Еще одним увлечением Освальда был китайский фарфор. Освальд считался одним из международных экспертов в этой области. Особое пристрастие он питал к голубым вазам эпохи Чин Хоа и даже собрал небольшую, но изысканную коллекцию этих шедевров керамического искусства.
Кроме того, он коллекционировал пауков и трости. Его коллекция пауков, или, более точно, паукообразных, поскольку она включала также скорпионов и pedipalps, была, очевидно, столь же представительной, как любое немузейное собрание, а его знание тысяч родов и видов этих насекомых не могло не производить впечатления. Между прочим, он придерживался мнения (по-видимому, абсолютно верного), что паучий шелк по качеству превосходит шелк, который производят шелковичные черви.

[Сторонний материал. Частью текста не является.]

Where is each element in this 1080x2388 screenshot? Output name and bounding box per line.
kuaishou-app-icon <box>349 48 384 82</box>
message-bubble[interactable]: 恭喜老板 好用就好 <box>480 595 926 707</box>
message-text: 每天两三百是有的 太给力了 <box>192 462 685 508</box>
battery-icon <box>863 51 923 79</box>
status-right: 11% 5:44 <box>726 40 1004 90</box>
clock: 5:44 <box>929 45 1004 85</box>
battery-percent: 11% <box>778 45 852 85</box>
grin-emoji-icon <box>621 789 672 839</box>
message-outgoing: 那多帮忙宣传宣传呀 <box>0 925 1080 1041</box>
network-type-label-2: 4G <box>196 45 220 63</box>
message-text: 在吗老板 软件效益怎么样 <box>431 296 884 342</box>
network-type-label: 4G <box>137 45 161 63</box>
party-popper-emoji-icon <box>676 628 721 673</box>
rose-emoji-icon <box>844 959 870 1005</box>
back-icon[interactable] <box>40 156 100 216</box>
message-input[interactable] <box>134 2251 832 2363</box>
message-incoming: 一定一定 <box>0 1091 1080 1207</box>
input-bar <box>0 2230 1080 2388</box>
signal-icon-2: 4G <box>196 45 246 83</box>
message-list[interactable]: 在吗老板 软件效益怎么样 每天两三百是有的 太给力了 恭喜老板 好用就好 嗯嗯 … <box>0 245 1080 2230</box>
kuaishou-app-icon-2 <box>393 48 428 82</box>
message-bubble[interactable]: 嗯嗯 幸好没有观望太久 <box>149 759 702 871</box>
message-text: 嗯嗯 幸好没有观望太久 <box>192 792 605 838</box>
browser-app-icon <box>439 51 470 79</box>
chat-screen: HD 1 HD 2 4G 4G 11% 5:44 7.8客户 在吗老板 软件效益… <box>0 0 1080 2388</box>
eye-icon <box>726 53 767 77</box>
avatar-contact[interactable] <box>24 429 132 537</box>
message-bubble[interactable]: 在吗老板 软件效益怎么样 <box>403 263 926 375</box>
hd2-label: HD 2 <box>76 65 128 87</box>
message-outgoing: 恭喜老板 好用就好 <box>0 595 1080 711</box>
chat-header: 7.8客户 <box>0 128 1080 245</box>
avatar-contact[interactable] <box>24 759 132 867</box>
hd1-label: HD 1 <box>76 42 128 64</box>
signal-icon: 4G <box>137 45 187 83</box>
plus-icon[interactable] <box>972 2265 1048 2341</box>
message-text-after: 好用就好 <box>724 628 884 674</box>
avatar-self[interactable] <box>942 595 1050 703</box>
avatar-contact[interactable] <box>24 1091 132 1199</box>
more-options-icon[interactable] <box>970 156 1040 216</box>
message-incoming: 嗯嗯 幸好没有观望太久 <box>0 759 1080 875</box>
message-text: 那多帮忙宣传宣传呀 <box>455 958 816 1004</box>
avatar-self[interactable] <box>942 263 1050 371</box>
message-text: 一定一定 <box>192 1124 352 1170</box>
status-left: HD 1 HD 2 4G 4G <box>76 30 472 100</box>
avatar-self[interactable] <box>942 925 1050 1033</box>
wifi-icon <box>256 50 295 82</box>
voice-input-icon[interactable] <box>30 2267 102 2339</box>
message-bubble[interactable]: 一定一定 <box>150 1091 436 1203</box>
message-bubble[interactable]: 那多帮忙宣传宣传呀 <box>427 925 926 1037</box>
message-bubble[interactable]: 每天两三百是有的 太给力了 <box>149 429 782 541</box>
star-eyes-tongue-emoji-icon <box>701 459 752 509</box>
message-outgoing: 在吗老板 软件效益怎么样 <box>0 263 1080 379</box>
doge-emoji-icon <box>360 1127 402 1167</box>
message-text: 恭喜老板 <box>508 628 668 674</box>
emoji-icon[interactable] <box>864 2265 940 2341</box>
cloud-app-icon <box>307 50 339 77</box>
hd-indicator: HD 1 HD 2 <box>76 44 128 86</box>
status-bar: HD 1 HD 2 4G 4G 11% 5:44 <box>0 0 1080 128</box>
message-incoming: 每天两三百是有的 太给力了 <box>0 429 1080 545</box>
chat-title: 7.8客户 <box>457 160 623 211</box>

У него было около сорока галстуков из такого шелка, и, чтобы ими обзавестись, а также чтобы ежегодно добавлять к своему гардеробу хотя бы пару новых, он должен был держать тысячи и тысячи аrаnа и epeira diademata (обычных английских пауков) в старой оранжерее в саду своего загородного дома под Парижем, где они размножались примерно с той же скоростью, с какой поедали друг друга. Освальд собственноручно собирал сырцовые нити - никто, кроме него, не мог войти в эту омерзительную теплицу - и затем отсылал их в Авиньон, где нити вытягивали, сучили, очищали, красили и превращали в ткань. Из Авиньона ткань отправляли прямо к Сулке, который был счастлив создавать галстуки из такой редкостной чудесной материи.
- Неужели вы действительно любите пауков? - обычно спрашивали его посетительницы, когда он демонстрировал им свою коллекцию.
- Да, - отвечал он. - Я их просто обожаю. Особенно самок. Они напоминают мне некоторых человеческих особей женского пола.
- Что за чушь, дорогой!
- Чушь? Мне так не кажется.
- Но это оскорбительно.
- Напротив, дорогая, это самый большой комплимент, который я способен сделать. Разве вы не знаете, что самка epeira diadimata так свирепа в любовных играх, что самцу очень повезет, если он останется в живых. И только если он очень проворен и фантастически изобретателен, ему удастся убраться в целости.
- Что вы говорите, Освальд!
- Самка крабовидного паука, моя прелесть, совсем крошка, но в ней столько страсти, что это даже опасно, и паук, прежде чем обнять свою возлюбленную, вынужден крепко опутать ее хитросплетенными узлами и петлями.